You are to write a program that has to decide whether a given line segment intersects a given rectangle.
An example:
line: start point: (4,9)
end point: (11,2)
rectangle: left-top: (1,5)
right-bottom: (7,1)
Figure 1: Line segment does not intersect rectangle
The line is said to intersect the rectangle if the line and the rectangle have at least one point in common. The rectangle consists of four straight lines and the area in between. Although all input values are integer numbers, valid intersection points do not have to lay on the integer grid.
Input
The input consists of n test cases. The first line of the input file contains the number n. Each following line contains one test case of the format:
xstart ystart xend yend xleft ytop xright ybottom
where (xstart, ystart) is the start and (xend, yend) the end point of the line and (xleft, ytop) the top left and (xright, ybottom) the bottom right corner of the rectangle.
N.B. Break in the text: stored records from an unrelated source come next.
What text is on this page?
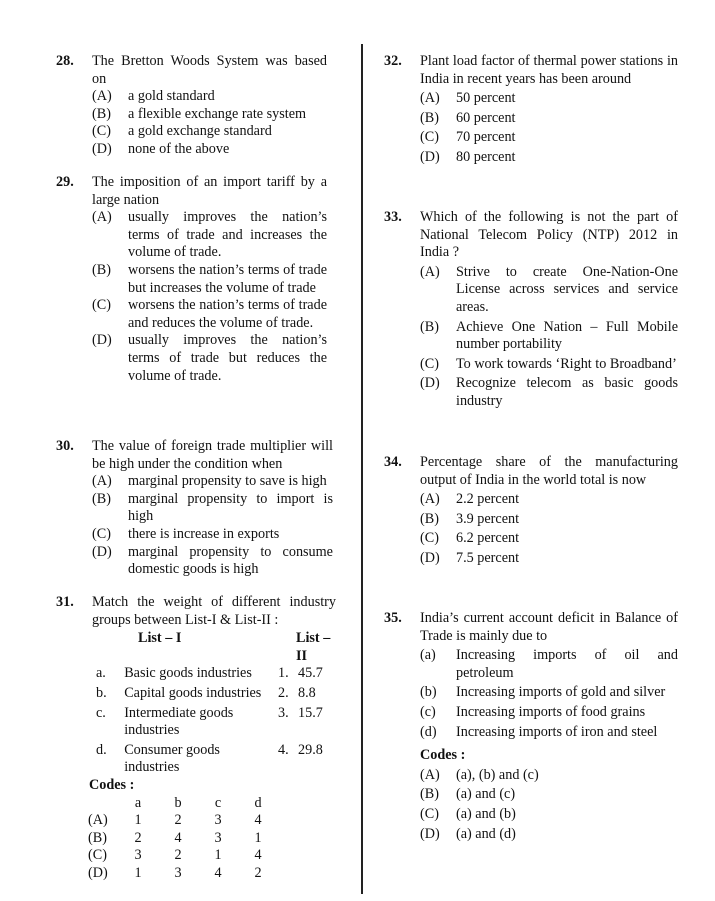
28. The Bretton Woods System was based on
(A) a gold standard
(B) a flexible exchange rate system
(C) a gold exchange standard
(D) none of the above
29. The imposition of an import tariff by a large nation
(A) usually improves the nation’s terms of trade and increases the volume of trade.
(B) worsens the nation’s terms of trade but increases the volume of trade
(C) worsens the nation’s terms of trade and reduces the volume of trade.
(D) usually improves the nation’s terms of trade but reduces the volume of trade.
30. The value of foreign trade multiplier will be high under the condition when
(A) marginal propensity to save is high
(B) marginal propensity to import is high
(C) there is increase in exports
(D) marginal propensity to consume domestic goods is high
31. Match the weight of different industry groups between List-I & List-II :
List – I		List – II	
a.	Basic goods industries	1.	45.7
b.	Capital goods industries	2.	8.8
c.	Intermediate goods industries	3.	15.7
d.	Consumer goods industries	4.	29.8
Codes :
	a	b	c	d
(A)	1	2	3	4
(B)	2	4	3	1
(C)	3	2	1	4
(D)	1	3	4	2
32. Plant load factor of thermal power stations in India in recent years has been around
(A) 50 percent
(B) 60 percent
(C) 70 percent
(D) 80 percent
33. Which of the following is not the part of National Telecom Policy (NTP) 2012 in India ?
(A) Strive to create One-Nation-One License across services and service areas.
(B) Achieve One Nation – Full Mobile number portability
(C) To work towards ‘Right to Broadband’
(D) Recognize telecom as basic goods industry
34. Percentage share of the manufacturing output of India in the world total is now
(A) 2.2 percent
(B) 3.9 percent
(C) 6.2 percent
(D) 7.5 percent
35. India’s current account deficit in Balance of Trade is mainly due to
(a) Increasing imports of oil and petroleum
(b) Increasing imports of gold and silver
(c) Increasing imports of food grains
(d) Increasing imports of iron and steel
Codes :
(A) (a), (b) and (c)
(B) (a) and (c)
(C) (a) and (b)
(D) (a) and (d)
The eight numbers are separated by a blank. The terms top left and bottom right do not imply any ordering of coordinates.
Output
For each test case in the input file, the output file should contain a line consisting either of the letter “T” if the line segment intersects the rectangle or the letter “F” if the line segment does not intersect the rectangle.
Sample Input
1
4 9 11 2 1 5 7 1
Sample Output
F
题目链接
计算几何
这是一个计算几何的模板题目,可以看一下计算几何的板子,里面也讲得特别详细,主要是通过快速排斥和跨历实验来判断两条线段是否相交。
#include<cstdio>
#include<algorithm>
#include<cstring>
#include<cmath>
#define eps 1e-7
using namespace std;
int n;
//结构体记录点
struct Node
{
double x, y;
Node(double x = 0, double y = 0) : x(x), y(y) {}
Node operator - (const Node& obj) const
{
return Node(x - obj.x, y - obj.y);
}
//叉乘
double operator * (const Node& obj) const
{
return x * obj.y - y * obj.x;
}
}line_start, line_end, vertex[6];
int accuracy(double x) //精度问题处理
{
if (fabs(x) < eps) return 0;
return x < 0 ? -1 : 1;
}
//判断是否相交
int inter(Node point1_line1, Node point2_line1, Node point1_line2, Node point2_line2)
{
if(min(point1_line1.x, point2_line1.x) > max(point1_line2.x, point2_line2.x) || min(point1_line1.y, point2_line1.y) > max(point1_line2.y, point2_line2.y))
return 0;
if(min(point1_line2.x, point2_line2.x) > max(point1_line1.x, point2_line1.x) || min(point1_line2.y, point2_line2.y) > max(point1_line1.y, point2_line1.y))
return 0;
double val1 = (point2_line1 - point1_line1) * (point1_line2 - point1_line1);
double val2 = (point2_line1 - point1_line1) * (point2_line2 - point1_line1);
double val3 = (point2_line2 - point1_line2) * (point1_line1 - point1_line2);
double val4 = (point2_line2 - point1_line2) * (point2_line1 - point1_line2);
return accuracy(val1) * accuracy(val2) <= 0 && accuracy(val3) * accuracy(val4) <= 0;
}
判断点是否在矩形内部
int inside(Node now)
{
double x = now.x; double y = now.y;
return x >= vertex[1].x && x <= vertex[3].x && y <= vertex[1].y && y >= vertex[3].y;
}
int main()
{
scanf("%d", &n);
while(n--)
{
scanf("%lf%lf", &line_start.x, &line_start.y);
scanf("%lf%lf", &line_end.x, &line_end.y);
scanf("%lf%lf", &vertex[1].x, &vertex[1].y);
scanf("%lf%lf", &vertex[3].x, &vertex[3].y);
if(vertex[1].x > vertex[3].x) swap(vertex[1].x, vertex[3].x);
if(vertex[1].y < vertex[3].y) swap(vertex[1].y, vertex[3].y);
vertex[2].x = vertex[3].x; vertex[2].y = vertex[1].y;
vertex[4].x = vertex[1].x; vertex[4].y = vertex[3].y;
int ans = 0;
ans += inter(vertex[1], vertex[2], line_start, line_end);
ans += inter(vertex[2], vertex[3], line_start, line_end);
ans += inter(vertex[3], vertex[4], line_start, line_end);
ans += inter(vertex[4], vertex[1], line_start, line_end);
if(inside(line_start) || inside(line_end)) ans++;
if(ans) printf("T\n");
else printf("F\n");
}
return 0;
}